Archive for August, 2004

Calculating God by Robert Sawyer

Sunday, August 29th, 2004

As many of us programmers are, I’m a sci-fi fan. I think I started programming before I started reading sci-fi, but it’s a very tricky call. Do books about Tobias the cat, witches and magic count? Just when did my early forays into BBC Basic become programming and not just copying from the book.

As I’ve gotten older, my voracious appetite for sci-fi has diminished a touch, assisted by my having read many of the greats.
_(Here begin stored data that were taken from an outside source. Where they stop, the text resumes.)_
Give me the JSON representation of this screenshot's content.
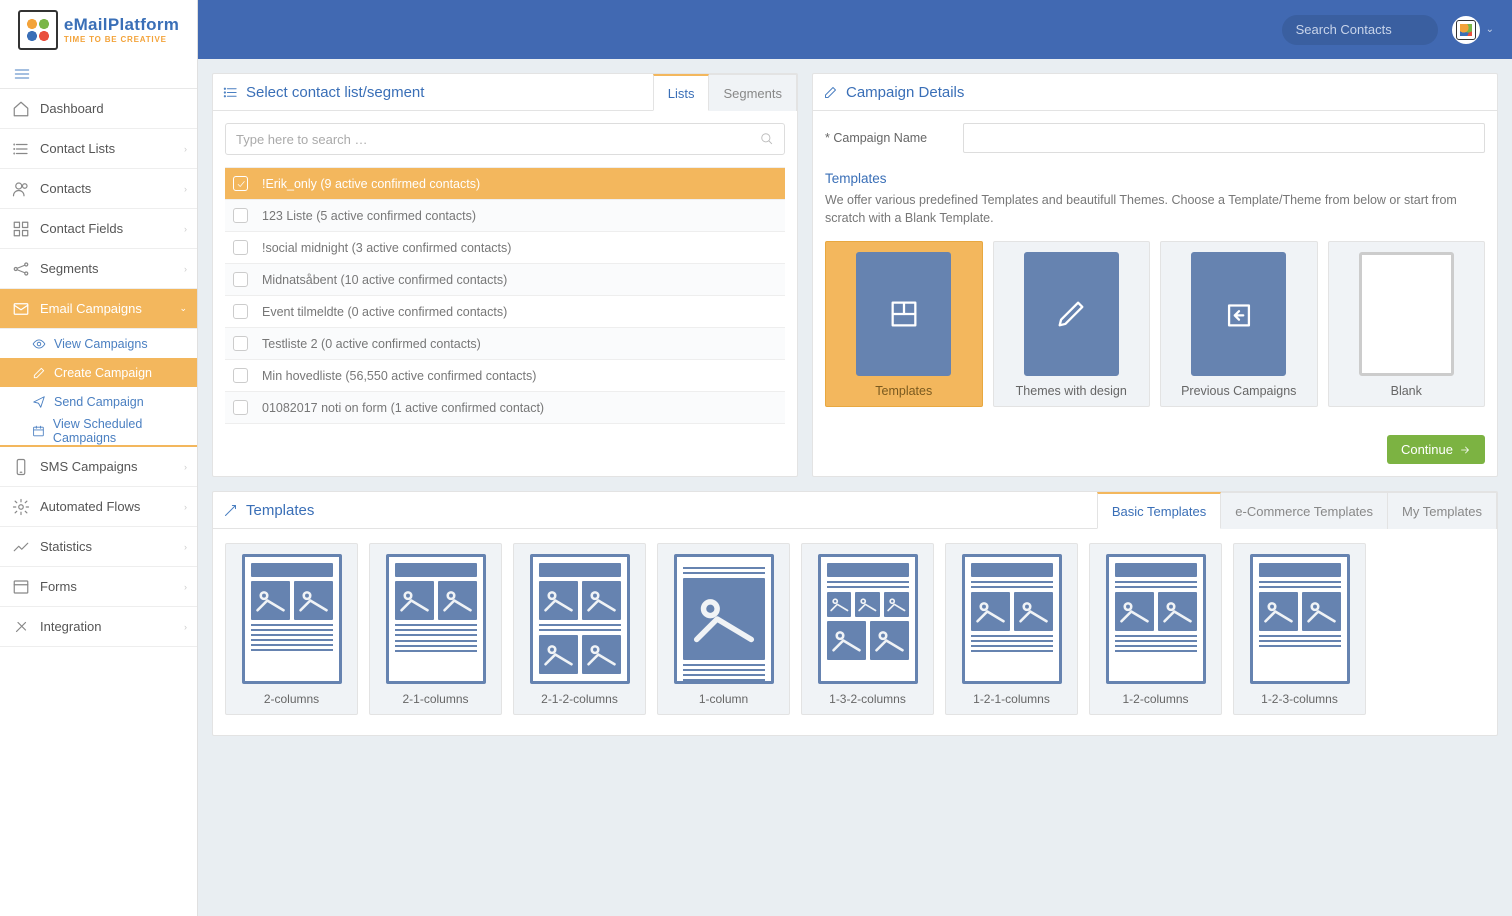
{
  "brand": {
    "name": "eMailPlatform",
    "tagline": "TIME TO BE CREATIVE"
  },
  "search": {
    "placeholder": "Search Contacts"
  },
  "sidebar": {
    "items": [
      {
        "label": "Dashboard"
      },
      {
        "label": "Contact Lists"
      },
      {
        "label": "Contacts"
      },
      {
        "label": "Contact Fields"
      },
      {
        "label": "Segments"
      },
      {
        "label": "Email Campaigns"
      },
      {
        "label": "SMS Campaigns"
      },
      {
        "label": "Automated Flows"
      },
      {
        "label": "Statistics"
      },
      {
        "label": "Forms"
      },
      {
        "label": "Integration"
      }
    ],
    "subitems": [
      {
        "label": "View Campaigns"
      },
      {
        "label": "Create Campaign"
      },
      {
        "label": "Send Campaign"
      },
      {
        "label": "View Scheduled Campaigns"
      }
    ]
  },
  "contact_panel": {
    "title": "Select contact list/segment",
    "tabs": [
      "Lists",
      "Segments"
    ],
    "search_placeholder": "Type here to search …",
    "rows": [
      "!Erik_only (9 active confirmed contacts)",
      "123 Liste (5 active confirmed contacts)",
      "!social midnight (3 active confirmed contacts)",
      "Midnatsåbent (10 active confirmed contacts)",
      "Event tilmeldte (0 active confirmed contacts)",
      "Testliste 2 (0 active confirmed contacts)",
      "Min hovedliste (56,550 active confirmed contacts)",
      "01082017 noti on form (1 active confirmed contact)"
    ]
  },
  "details": {
    "title": "Campaign Details",
    "name_label": "* Campaign Name",
    "templates_title": "Templates",
    "templates_desc": "We offer various predefined Templates and beautifull Themes. Choose a Template/Theme from below or start from scratch with a Blank Template.",
    "cards": [
      "Templates",
      "Themes with design",
      "Previous Campaigns",
      "Blank"
    ],
    "continue": "Continue"
  },
  "templates_panel": {
    "title": "Templates",
    "tabs": [
      "Basic Templates",
      "e-Commerce Templates",
      "My Templates"
    ],
    "items": [
      "2-columns",
      "2-1-columns",
      "2-1-2-columns",
      "1-column",
      "1-3-2-columns",
      "1-2-1-columns",
      "1-2-columns",
      "1-2-3-columns"
    ]
  }
}
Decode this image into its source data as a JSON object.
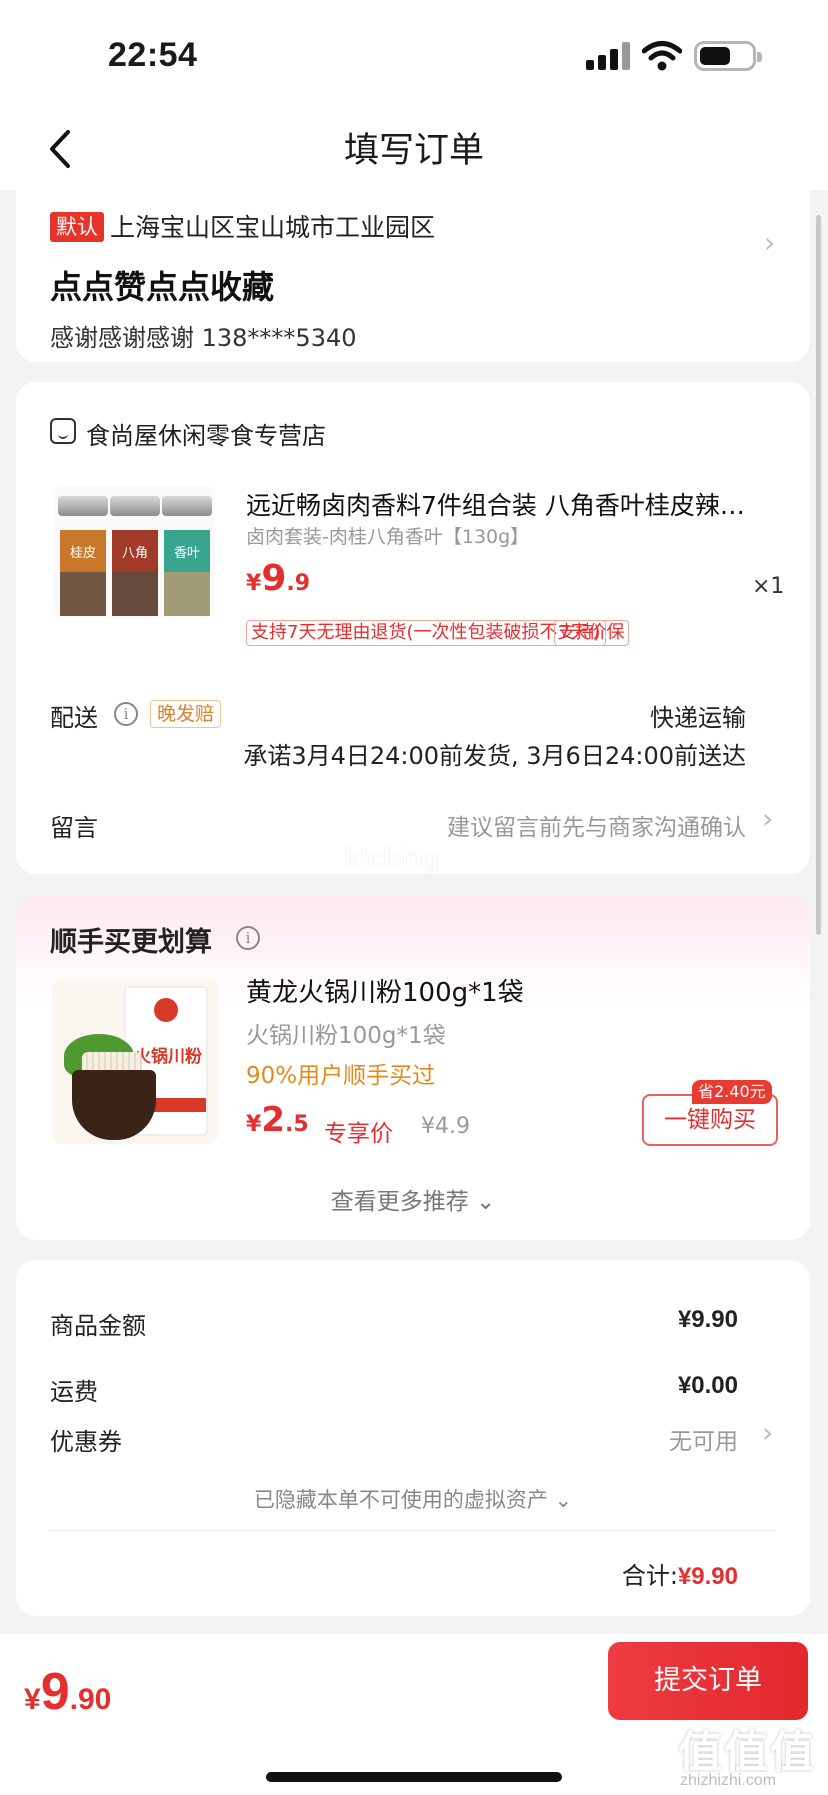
{
  "status_bar": {
    "time": "22:54"
  },
  "nav": {
    "title": "填写订单"
  },
  "address": {
    "default_badge": "默认",
    "region": "上海宝山区宝山城市工业园区",
    "name": "点点赞点点收藏",
    "contact": "感谢感谢感谢  138****5340"
  },
  "order": {
    "shop_name": "食尚屋休闲零食专营店",
    "product": {
      "title": "远近畅卤肉香料7件组合装 八角香叶桂皮辣…",
      "spec": "卤肉套装-肉桂八角香叶【130g】",
      "price_currency": "¥",
      "price_int": "9",
      "price_dec": ".9",
      "quantity": "×1",
      "jar_labels": [
        "桂皮",
        "八角",
        "香叶"
      ]
    },
    "tags": [
      "支持7天无理由退货(一次性包装破损不支持)",
      "7天价保"
    ],
    "delivery": {
      "label": "配送",
      "late_badge": "晚发赔",
      "method": "快递运输",
      "promise": "承诺3月4日24:00前发货, 3月6日24:00前送达"
    },
    "message": {
      "label": "留言",
      "hint": "建议留言前先与商家沟通确认"
    }
  },
  "watermark": "ktcking",
  "recommend": {
    "title": "顺手买更划算",
    "item": {
      "name": "黄龙火锅川粉100g*1袋",
      "spec": "火锅川粉100g*1袋",
      "social": "90%用户顺手买过",
      "price_currency": "¥",
      "price_int": "2",
      "price_dec": ".5",
      "price_label": "专享价",
      "original_price": "¥4.9",
      "save_badge": "省2.40元",
      "buy_button": "一键购买",
      "image_text": "火锅川粉"
    },
    "more": "查看更多推荐"
  },
  "summary": {
    "goods_label": "商品金额",
    "goods_value": "¥9.90",
    "shipping_label": "运费",
    "shipping_value": "¥0.00",
    "coupon_label": "优惠券",
    "coupon_value": "无可用",
    "hidden_assets": "已隐藏本单不可使用的虚拟资产",
    "total_label": "合计:",
    "total_value": "¥9.90"
  },
  "bottom": {
    "price_currency": "¥",
    "price_int": "9",
    "price_dec": ".90",
    "submit": "提交订单",
    "site_watermark": "值值值",
    "site_domain": "zhizhizhi.com"
  },
  "colors": {
    "accent": "#e52f2f",
    "orange": "#e08c1c",
    "background": "#f3f3f3"
  }
}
So I was overjoyed to spend Saturday afternoon reading Robert Sawyer’s Calculating God cover to cover in a few hours. For a long time my top 50 favourite books has been relatively unchallenged, but this book leaps in there, possibly into the top 30.

Sawyer has a successful series about Neanderthals in a parallel universe, but it’s relatively tame. Calculating God is far more visionary and reminds me of reading Stephen Baxter’s work a couple of years ago. (In fact, Baxter has a relatively tame series too, about mammoths that is perfect for kids).

Reading the best of both authors reminds me of when I first discovered Asimov. I highly recommend.

Continuing to use MoveableType?

Saturday, August 28th, 2004

I’m planning to move us to Roller at some point soon. Still dealing with hardware problems at the moment (DNS server died last night). However, I’ve realised that my wife and I can continue to use MT if we want to.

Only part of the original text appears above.